Cape Wind's economics questioned
The cited study concludes that the Cape Wind Project will "receive a 25% return on equity, 2.5 times the historical average for all corporations" when the present value of federal production tax credits, Massachusetts green credits, and accelerated depreciation for tax purposes are included. Our elected officials passed these laws, and the market is responding as expected. I certainly don't blame Cape Wind's developers for seeking to pocket the tax credits being offered. Without those incentives, the U.S. would find itself even further behind Europe in developing alternative energy supplies (
see box on p. 39, which describes Germany's whopping 51 cents/kWh subsidy for photovoltaics). America's competitiveness at the dawn of a new era in electricity production should be a concern to all of us.
I try to keep an open mind about the economics and the degree to which subsidized technologies will ultimately enter the mainstream. In the case of wind, some utilities are really gung-ho, while others are less than lukewarm. The subsidies are temporary and are only meant to kick-start the market until it begins to mature.
As for the study, I find the results misleading, because they're based on averages, rather than market leaders. Developers that enter an uncertain market early can ask for premium prices in exchange for the risks they take. Although Cape Wind's developers have sunk $23 million into the project so far, all they have to show for it is a mountain of paper and the prospect of facing at least another year of environmental studies. Remember, during the 1990s, Dell Computer had a five-year run of return on equity (ROE) of 46% and Intel's ROE was above 30% when those companies ruled their markets. Today, Dell and Intel's ROEs have fallen back into in the single digits as a result of intense competition.
We have several articles in the works that will take an in-depth look at the growing pains that the wind power industry is experiencing.
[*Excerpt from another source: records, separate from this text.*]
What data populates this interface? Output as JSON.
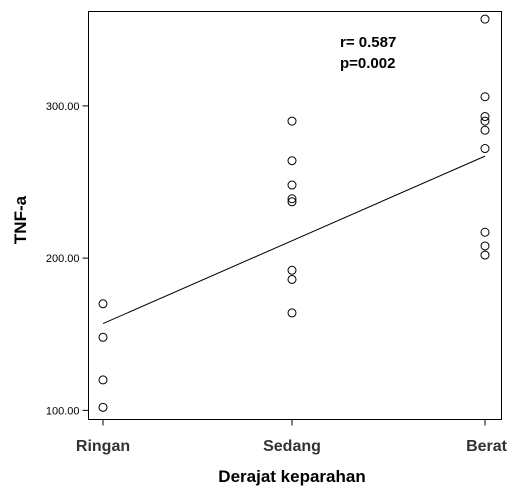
{
  "chart_data": {
    "type": "scatter",
    "xlabel": "Derajat keparahan",
    "ylabel": "TNF-a",
    "categories": [
      "Ringan",
      "Sedang",
      "Berat"
    ],
    "y_ticks": [
      "100.00",
      "200.00",
      "300.00"
    ],
    "y_tick_values": [
      100,
      200,
      300
    ],
    "ylim": [
      94,
      362
    ],
    "grid": false,
    "annotations": [
      "r= 0.587",
      "p=0.002"
    ],
    "points": [
      {
        "x": "Ringan",
        "y": 170
      },
      {
        "x": "Ringan",
        "y": 148
      },
      {
        "x": "Ringan",
        "y": 120
      },
      {
        "x": "Ringan",
        "y": 102
      },
      {
        "x": "Sedang",
        "y": 290
      },
      {
        "x": "Sedang",
        "y": 264
      },
      {
        "x": "Sedang",
        "y": 248
      },
      {
        "x": "Sedang",
        "y": 239
      },
      {
        "x": "Sedang",
        "y": 237
      },
      {
        "x": "Sedang",
        "y": 192
      },
      {
        "x": "Sedang",
        "y": 186
      },
      {
        "x": "Sedang",
        "y": 164
      },
      {
        "x": "Berat",
        "y": 357
      },
      {
        "x": "Berat",
        "y": 306
      },
      {
        "x": "Berat",
        "y": 293
      },
      {
        "x": "Berat",
        "y": 290
      },
      {
        "x": "Berat",
        "y": 284
      },
      {
        "x": "Berat",
        "y": 272
      },
      {
        "x": "Berat",
        "y": 217
      },
      {
        "x": "Berat",
        "y": 208
      },
      {
        "x": "Berat",
        "y": 202
      }
    ],
    "fit_line": {
      "start": {
        "x": "Ringan",
        "y": 157
      },
      "end": {
        "x": "Berat",
        "y": 267
      }
    }
  }
}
Remarkably, they're not unlike the problems encountered by original equipment manufacturers at the birth of the gas turbine industry 35 years ago.
—Jamie Markos, consultant
When good subsidies go bad
I also oppose the Cape Wind project, but not for the reasons cited in your June 2006 editorial. My opposition is based on poor economics and the project's reliance on tax subsidies.
I'm not alone with regard to the first issue. I recall an op ed article in The Wall Street Journal a month or two ago by a top officer of a major U.S. energy company who said that he passed on investing in Cape Wind due to poor economics.
As for the second issue, government subsidies may be OK to nurture promising new technologies. However, they invariably take on a life of their own long after the need for them has passed. Wind power has been subsidized for years.
A good example of the adverse impact of government subsidies is ethanol. If ethanol is so good and important, why won't Congress repeal the ethanol import tax? Could it be because legislators don't want to increase competition for agribusiness giants, which are among America's biggest campaign contributors?
—Dr. Bert Zauderer, Sc.D., President, Coal Tech Corp. (Merion, Pa.)